Saint X by Alexis Schaitkin

Claire is only seven years old when her college-age sister, Alison, disappears on the last night of their family vacation at a resort on the Caribbean island of Saint X. Several days later, Alison’s body is found in a remote spot on a nearby cay, and two local men – employees at the resort - are arrested. But the evidence is slim, the timeline against it, and the men are soon released. The story turns into national tabloid news, a lurid mystery that will go unsolved. For Claire and her parents, there is only the return home to broken lives.Years later, Claire is living and working in New York City when a brief but fateful encounter brings her together with Clive Richardson, one of the men originally suspected of murdering her sister. It is a moment that sets Claire on an obsessive pursuit of the truth - not only to find out what happened the night of Alison’s death but also to answer the elusive question: Who exactly was her sister? At seven, Claire had been barely old enough to know her: a beautiful, changeable, provocative girl of eighteen at a turbulent moment of identity formation.

As Claire doggedly shadows Clive, hoping to gain his trust, waiting for the slip that will reveal the truth, an unlikely attachment develops between them, two people whose lives were forever marked by the same tragedy.


My rating: 4 of 5 stars

I just finished listening to Saint X and I have such mixed emotions right now. When I first saw the book and all the buzz around it, my mind immediately went to the Natalee Holloway case. Although there’s only one comparison that can be made and that is that both girls go missing while on a tropical vacation. Sadly, Natalee Holloway remains missing.

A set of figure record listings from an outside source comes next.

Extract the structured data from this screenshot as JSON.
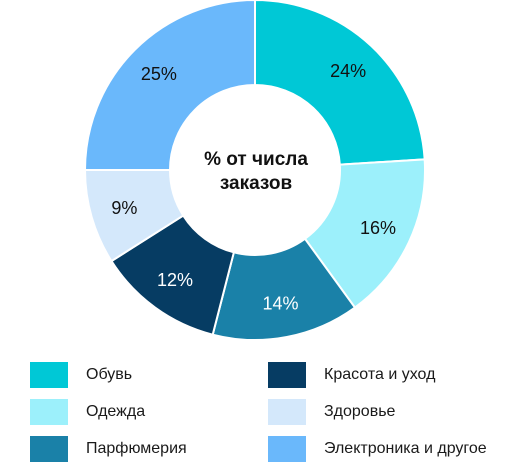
{
  "chart_data": {
    "type": "pie",
    "title": "% от числа заказов",
    "categories": [
      "Обувь",
      "Одежда",
      "Парфюмерия",
      "Красота и уход",
      "Здоровье",
      "Электроника и другое"
    ],
    "values": [
      24,
      16,
      14,
      12,
      9,
      25
    ],
    "value_labels": [
      "24%",
      "16%",
      "14%",
      "12%",
      "9%",
      "25%"
    ],
    "colors": [
      "#00c8d6",
      "#9cf0fb",
      "#1a81a8",
      "#063c63",
      "#d4e8fb",
      "#6ab8fb"
    ],
    "legend_position": "bottom"
  }
}
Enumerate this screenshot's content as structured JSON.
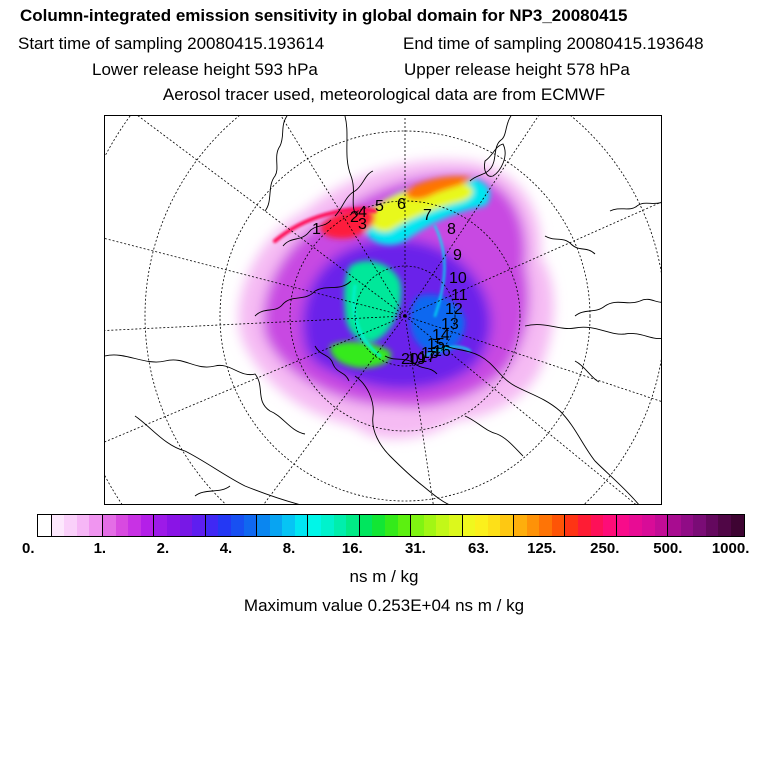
{
  "title": "Column-integrated emission sensitivity in global domain for NP3_20080415",
  "start_time": "Start time of sampling 20080415.193614",
  "end_time": "End time of sampling 20080415.193648",
  "lower_release": "Lower release height  593 hPa",
  "upper_release": "Upper release height  578 hPa",
  "aerosol": "Aerosol tracer used, meteorological data are from ECMWF",
  "map": {
    "projection": "north-polar-stereographic",
    "labels": [
      "1",
      "2",
      "3",
      "4",
      "5",
      "6",
      "7",
      "8",
      "9",
      "10",
      "11",
      "12",
      "13",
      "14",
      "15",
      "16",
      "17",
      "18",
      "19",
      "20"
    ]
  },
  "colorbar": {
    "ticks": [
      "0.",
      "1.",
      "2.",
      "4.",
      "8.",
      "16.",
      "31.",
      "63.",
      "125.",
      "250.",
      "500.",
      "1000."
    ],
    "colors": [
      "#ffffff",
      "#fde8fd",
      "#fad0fa",
      "#f6b6f6",
      "#f095f0",
      "#e46de6",
      "#d84ae0",
      "#c832e4",
      "#b41fe8",
      "#9d1ae8",
      "#8a14e6",
      "#7818e6",
      "#5e1ef0",
      "#4028f4",
      "#2438f4",
      "#1850f2",
      "#1068f0",
      "#0a86f0",
      "#08a4f2",
      "#06c4f4",
      "#00e6f2",
      "#00f6e8",
      "#00f2cc",
      "#00eeac",
      "#00ea86",
      "#00e65e",
      "#12e634",
      "#34ea1a",
      "#5cf010",
      "#80f412",
      "#a2f614",
      "#c2f818",
      "#dcf81c",
      "#f0f81e",
      "#fbf01c",
      "#fde018",
      "#fec812",
      "#feae0c",
      "#fe9208",
      "#fe7406",
      "#fe5406",
      "#fe3414",
      "#fe1c34",
      "#fe1058",
      "#fe0c78",
      "#f80c8a",
      "#e80c94",
      "#d80c98",
      "#c20c96",
      "#a80c90",
      "#900c86",
      "#7a0c76",
      "#64085e",
      "#500646",
      "#3e0432"
    ],
    "borders_after": [
      0,
      4,
      8,
      12,
      16,
      20,
      24,
      28,
      32,
      36,
      40,
      44,
      48
    ],
    "unit": "ns m / kg"
  },
  "max_value": "Maximum value  0.253E+04 ns m / kg"
}
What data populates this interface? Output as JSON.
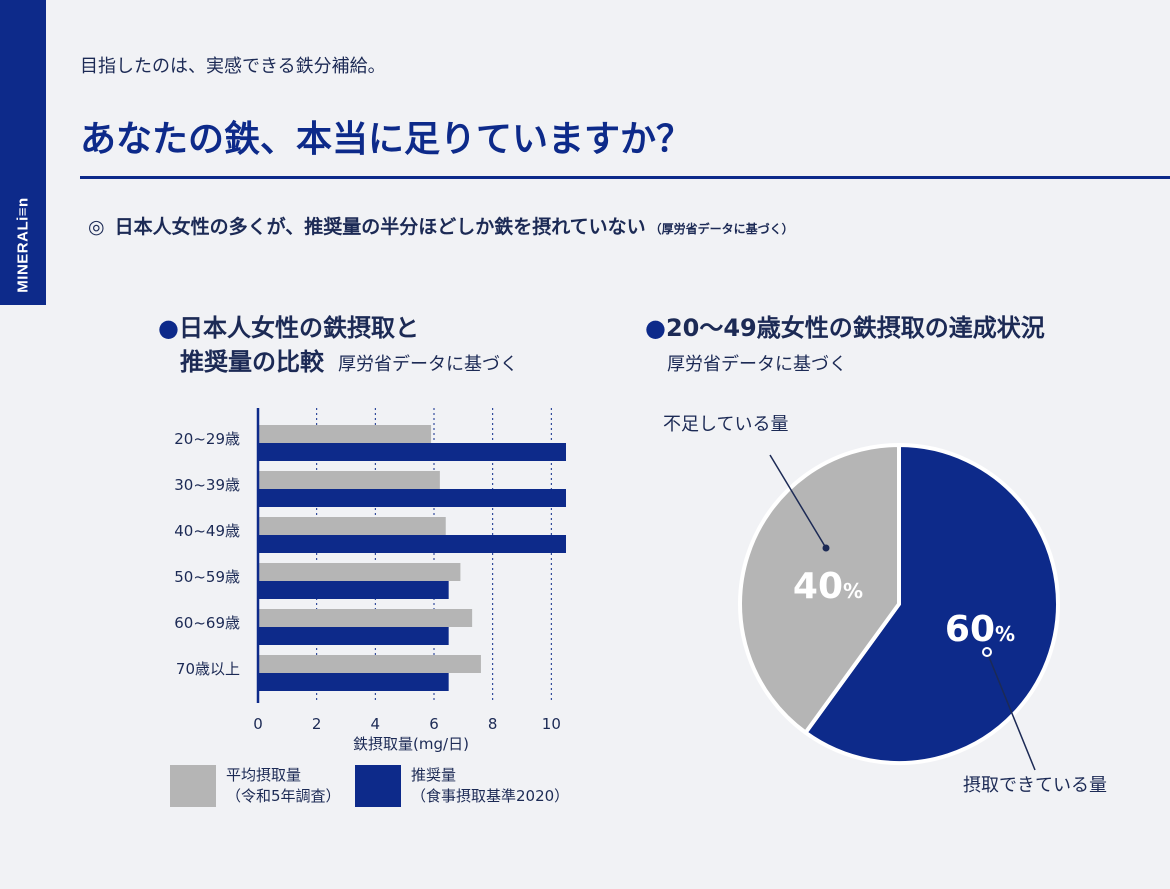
{
  "brand": "MINERALi≡n",
  "tagline": "目指したのは、実感できる鉄分補給。",
  "title": "あなたの鉄、本当に足りていますか？",
  "subheading": {
    "mark": "◎",
    "text": "日本人女性の多くが、推奨量の半分ほどしか鉄を摂れていない",
    "note": "（厚労省データに基づく）"
  },
  "left_heading": {
    "bullet": "●",
    "line1": "日本人女性の鉄摂取と",
    "line2": "推奨量の比較",
    "source": "厚労省データに基づく"
  },
  "right_heading": {
    "bullet": "●",
    "line1": "20〜49歳女性の鉄摂取の達成状況",
    "source": "厚労省データに基づく"
  },
  "legend": {
    "avg_line1": "平均摂取量",
    "avg_line2": "（令和5年調査）",
    "rec_line1": "推奨量",
    "rec_line2": "（食事摂取基準2020）"
  },
  "colors": {
    "navy": "#0d2a8a",
    "gray": "#b5b5b5"
  },
  "chart_data": [
    {
      "type": "bar",
      "orientation": "horizontal",
      "categories": [
        "20~29歳",
        "30~39歳",
        "40~49歳",
        "50~59歳",
        "60~69歳",
        "70歳以上"
      ],
      "series": [
        {
          "name": "平均摂取量（令和5年調査）",
          "color": "#b5b5b5",
          "values": [
            5.9,
            6.2,
            6.4,
            6.9,
            7.3,
            7.6
          ]
        },
        {
          "name": "推奨量（食事摂取基準2020）",
          "color": "#0d2a8a",
          "values": [
            10.5,
            10.5,
            10.5,
            6.5,
            6.5,
            6.5
          ]
        }
      ],
      "xlabel": "鉄摂取量(mg/日)",
      "xticks": [
        0,
        2,
        4,
        6,
        8,
        10
      ],
      "xlim": [
        0,
        10.5
      ],
      "grid": "vertical dotted"
    },
    {
      "type": "pie",
      "labels": [
        "摂取できている量",
        "不足している量"
      ],
      "values": [
        60,
        40
      ],
      "value_labels": [
        "60",
        "40"
      ],
      "unit": "%",
      "colors": [
        "#0d2a8a",
        "#b5b5b5"
      ]
    }
  ]
}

The story-line of Saint X is slowly revealed in the most part by the main character, Claire, a child of seven when her 18-year-old sister Alison disappears on the fictional Caribbean island of Saint X. Alison is soon found deceased with no forensic evidence and a fairly sketchy cause of death. The last two men she’s seen with are residents of the island and employees of the resort that Alison and Claire are staying at.

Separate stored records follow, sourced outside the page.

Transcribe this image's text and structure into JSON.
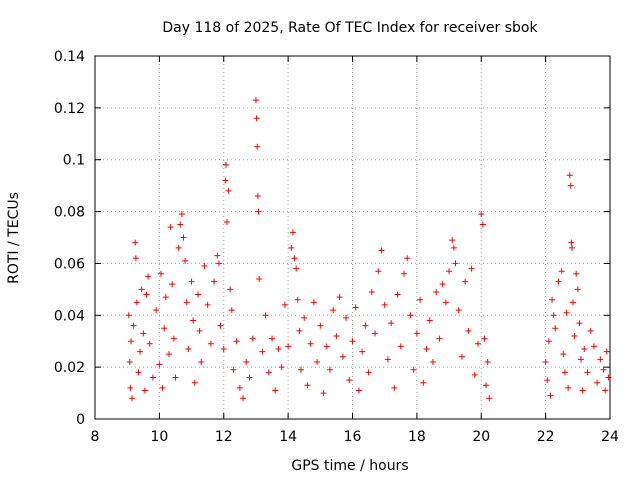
{
  "chart_data": {
    "type": "scatter",
    "title": "Day 118 of 2025, Rate Of TEC Index for receiver sbok",
    "xlabel": "GPS time / hours",
    "ylabel": "ROTI / TECUs",
    "xlim": [
      8,
      24
    ],
    "ylim": [
      0,
      0.14
    ],
    "x_ticks": [
      "8",
      "10",
      "12",
      "14",
      "16",
      "18",
      "20",
      "22",
      "24"
    ],
    "y_ticks": [
      "0",
      "0.02",
      "0.04",
      "0.06",
      "0.08",
      "0.1",
      "0.12",
      "0.14"
    ],
    "grid": true,
    "marker": "+",
    "color": "#ff0000",
    "series": [
      {
        "points": [
          [
            9.05,
            0.04
          ],
          [
            9.08,
            0.022
          ],
          [
            9.1,
            0.012
          ],
          [
            9.12,
            0.03
          ],
          [
            9.15,
            0.008
          ],
          [
            9.2,
            0.036
          ],
          [
            9.25,
            0.068
          ],
          [
            9.27,
            0.062
          ],
          [
            9.3,
            0.045
          ],
          [
            9.35,
            0.018
          ],
          [
            9.4,
            0.026
          ],
          [
            9.45,
            0.05
          ],
          [
            9.5,
            0.033
          ],
          [
            9.55,
            0.011
          ],
          [
            9.6,
            0.048
          ],
          [
            9.65,
            0.055
          ],
          [
            9.7,
            0.029
          ],
          [
            9.8,
            0.016
          ],
          [
            9.9,
            0.042
          ],
          [
            10.0,
            0.021
          ],
          [
            10.05,
            0.056
          ],
          [
            10.1,
            0.012
          ],
          [
            10.15,
            0.035
          ],
          [
            10.2,
            0.047
          ],
          [
            10.3,
            0.025
          ],
          [
            10.35,
            0.074
          ],
          [
            10.4,
            0.052
          ],
          [
            10.45,
            0.031
          ],
          [
            10.5,
            0.016
          ],
          [
            10.6,
            0.066
          ],
          [
            10.65,
            0.075
          ],
          [
            10.7,
            0.079
          ],
          [
            10.75,
            0.07
          ],
          [
            10.8,
            0.061
          ],
          [
            10.85,
            0.045
          ],
          [
            10.9,
            0.027
          ],
          [
            11.0,
            0.053
          ],
          [
            11.05,
            0.038
          ],
          [
            11.1,
            0.014
          ],
          [
            11.2,
            0.048
          ],
          [
            11.25,
            0.034
          ],
          [
            11.3,
            0.022
          ],
          [
            11.4,
            0.059
          ],
          [
            11.5,
            0.044
          ],
          [
            11.6,
            0.029
          ],
          [
            11.7,
            0.053
          ],
          [
            11.8,
            0.063
          ],
          [
            11.85,
            0.06
          ],
          [
            11.9,
            0.036
          ],
          [
            12.0,
            0.027
          ],
          [
            12.05,
            0.092
          ],
          [
            12.07,
            0.098
          ],
          [
            12.1,
            0.076
          ],
          [
            12.15,
            0.088
          ],
          [
            12.2,
            0.05
          ],
          [
            12.25,
            0.042
          ],
          [
            12.3,
            0.019
          ],
          [
            12.4,
            0.03
          ],
          [
            12.5,
            0.012
          ],
          [
            12.6,
            0.008
          ],
          [
            12.7,
            0.022
          ],
          [
            12.8,
            0.016
          ],
          [
            12.9,
            0.031
          ],
          [
            13.0,
            0.123
          ],
          [
            13.02,
            0.116
          ],
          [
            13.04,
            0.105
          ],
          [
            13.06,
            0.086
          ],
          [
            13.08,
            0.08
          ],
          [
            13.1,
            0.054
          ],
          [
            13.2,
            0.026
          ],
          [
            13.3,
            0.04
          ],
          [
            13.4,
            0.018
          ],
          [
            13.5,
            0.031
          ],
          [
            13.6,
            0.011
          ],
          [
            13.7,
            0.027
          ],
          [
            13.8,
            0.02
          ],
          [
            13.9,
            0.044
          ],
          [
            14.0,
            0.028
          ],
          [
            14.1,
            0.066
          ],
          [
            14.15,
            0.072
          ],
          [
            14.2,
            0.062
          ],
          [
            14.25,
            0.058
          ],
          [
            14.3,
            0.046
          ],
          [
            14.35,
            0.034
          ],
          [
            14.4,
            0.019
          ],
          [
            14.5,
            0.039
          ],
          [
            14.6,
            0.013
          ],
          [
            14.7,
            0.029
          ],
          [
            14.8,
            0.045
          ],
          [
            14.9,
            0.022
          ],
          [
            15.0,
            0.036
          ],
          [
            15.1,
            0.01
          ],
          [
            15.2,
            0.028
          ],
          [
            15.3,
            0.019
          ],
          [
            15.4,
            0.042
          ],
          [
            15.5,
            0.032
          ],
          [
            15.6,
            0.047
          ],
          [
            15.7,
            0.024
          ],
          [
            15.8,
            0.039
          ],
          [
            15.9,
            0.015
          ],
          [
            16.0,
            0.03
          ],
          [
            16.1,
            0.043
          ],
          [
            16.2,
            0.011
          ],
          [
            16.3,
            0.026
          ],
          [
            16.4,
            0.036
          ],
          [
            16.5,
            0.018
          ],
          [
            16.6,
            0.049
          ],
          [
            16.7,
            0.033
          ],
          [
            16.8,
            0.057
          ],
          [
            16.9,
            0.065
          ],
          [
            17.0,
            0.044
          ],
          [
            17.1,
            0.023
          ],
          [
            17.2,
            0.037
          ],
          [
            17.3,
            0.012
          ],
          [
            17.4,
            0.048
          ],
          [
            17.5,
            0.028
          ],
          [
            17.6,
            0.056
          ],
          [
            17.7,
            0.062
          ],
          [
            17.8,
            0.04
          ],
          [
            17.9,
            0.019
          ],
          [
            18.0,
            0.033
          ],
          [
            18.1,
            0.046
          ],
          [
            18.2,
            0.014
          ],
          [
            18.3,
            0.027
          ],
          [
            18.4,
            0.038
          ],
          [
            18.5,
            0.022
          ],
          [
            18.6,
            0.049
          ],
          [
            18.7,
            0.031
          ],
          [
            18.8,
            0.052
          ],
          [
            18.9,
            0.045
          ],
          [
            19.0,
            0.057
          ],
          [
            19.1,
            0.069
          ],
          [
            19.15,
            0.066
          ],
          [
            19.2,
            0.06
          ],
          [
            19.3,
            0.042
          ],
          [
            19.4,
            0.024
          ],
          [
            19.5,
            0.053
          ],
          [
            19.6,
            0.034
          ],
          [
            19.7,
            0.058
          ],
          [
            19.8,
            0.017
          ],
          [
            19.9,
            0.029
          ],
          [
            20.0,
            0.079
          ],
          [
            20.05,
            0.075
          ],
          [
            20.1,
            0.031
          ],
          [
            20.15,
            0.013
          ],
          [
            20.2,
            0.022
          ],
          [
            20.25,
            0.008
          ],
          [
            22.0,
            0.022
          ],
          [
            22.05,
            0.015
          ],
          [
            22.1,
            0.03
          ],
          [
            22.15,
            0.009
          ],
          [
            22.2,
            0.046
          ],
          [
            22.25,
            0.04
          ],
          [
            22.3,
            0.035
          ],
          [
            22.4,
            0.053
          ],
          [
            22.5,
            0.057
          ],
          [
            22.55,
            0.025
          ],
          [
            22.6,
            0.018
          ],
          [
            22.65,
            0.041
          ],
          [
            22.7,
            0.012
          ],
          [
            22.75,
            0.094
          ],
          [
            22.78,
            0.09
          ],
          [
            22.8,
            0.068
          ],
          [
            22.82,
            0.066
          ],
          [
            22.85,
            0.045
          ],
          [
            22.9,
            0.032
          ],
          [
            22.95,
            0.056
          ],
          [
            23.0,
            0.05
          ],
          [
            23.05,
            0.037
          ],
          [
            23.1,
            0.023
          ],
          [
            23.15,
            0.011
          ],
          [
            23.2,
            0.027
          ],
          [
            23.3,
            0.018
          ],
          [
            23.4,
            0.034
          ],
          [
            23.5,
            0.028
          ],
          [
            23.6,
            0.014
          ],
          [
            23.7,
            0.023
          ],
          [
            23.8,
            0.019
          ],
          [
            23.85,
            0.011
          ],
          [
            23.9,
            0.026
          ],
          [
            23.95,
            0.016
          ]
        ]
      }
    ]
  }
}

As a young adult, Claire – who now goes by her middle name, Emily, happens upon Clive Richardson – one of the accused and known as Gogo by his friends - driving a cab in NYC and soon becomes obsessed with him, she begins to follow him and haunts his steps searching for answers to what happened the night her sister died. There are parts we hear from Gogo, about his childhood on the island and what brought him to NYC. The effect that Alison’s death had on both him and Edwin, the other man last seen with Alison, and the island as a whole.

A big part of Saint X is exploring the depths that grief can take a person; a parent, a sister, a friend or someone accused of a crime – guilty or not. Lives are changed irrevocably by one tragic moment in time. Although time passes, Alison’s ghost is always there, often idolized and anglicized by her parents often tormenting Claire with the possibilities of what might have been. Mostly viewed by Claire’s perspective; it is with an unreliable and often skewed observation that we see the events unfold so it’s up to the reader to decipher what seven-year-old to 30-something Claire is telling us and this works for the story.

This is a powerful story that takes it’s time in the telling but it’s one that I really enjoyed. A big thank you to MacMillan Audio for providing me with an ALC in exchange for my honest review.